The ministry said it had not received any notification of a move “inconsistent" with Kuwait's previous support for Lebanon's healthcare system during the country's economic crisis.
The hospitals listed by Kuwait are private and “an essential part of the Lebanese health system”, the ministry said.
The eight hospitals listed in a circular from Kuwait's Foreign Ministry on Sunday are spread across Lebanon – in the south, the Bekaa Valley in the east, and in Beirut's southern suburbs. These areas are regarded as pro-Hezbollah.
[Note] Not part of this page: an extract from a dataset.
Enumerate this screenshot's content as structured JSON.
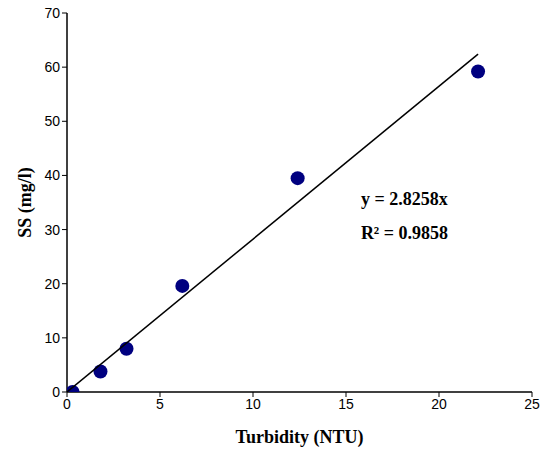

Lebanon's Minister of Health, Rakan Nassereddine, was nominated for the position by Hezbollah.
Kuwaiti newspaper Al Rai said the decision to impose sanctions on the hospitals "was taken by the committee responsible for implementing UN Security Council resolutions issued under Chapter VII, which relate to combating terrorism and preventing the proliferation of weapons of mass destruction”.
Last summer, the Kuwaiti Foreign Ministry imposed sanctions on the Al Qard Al Hassan Association, a Lebanese financial organisation seen as close to Hezbollah.
The Iran-backed armed group, which also has a political wing, is designated a terrorist organisation by a number of countries including Gulf states, the US, Britain and Germany.
Israel has regularly attacked medical centres in Lebanon that it claimed were connected to Hezbollah, without providing evidence. During the peak of its 2024 war with Hezbollah, Israel claimed the Sahel General Hospital in Beirut's southern suburbs was sitting above a bunker stashed with millions of dollars of Hezbollah cash and gold, as well as a lair used by the group's leader Hassan Nasrallah, assassinated by Israel a short time earlier.
Sahel General was not on the Kuwaiti list.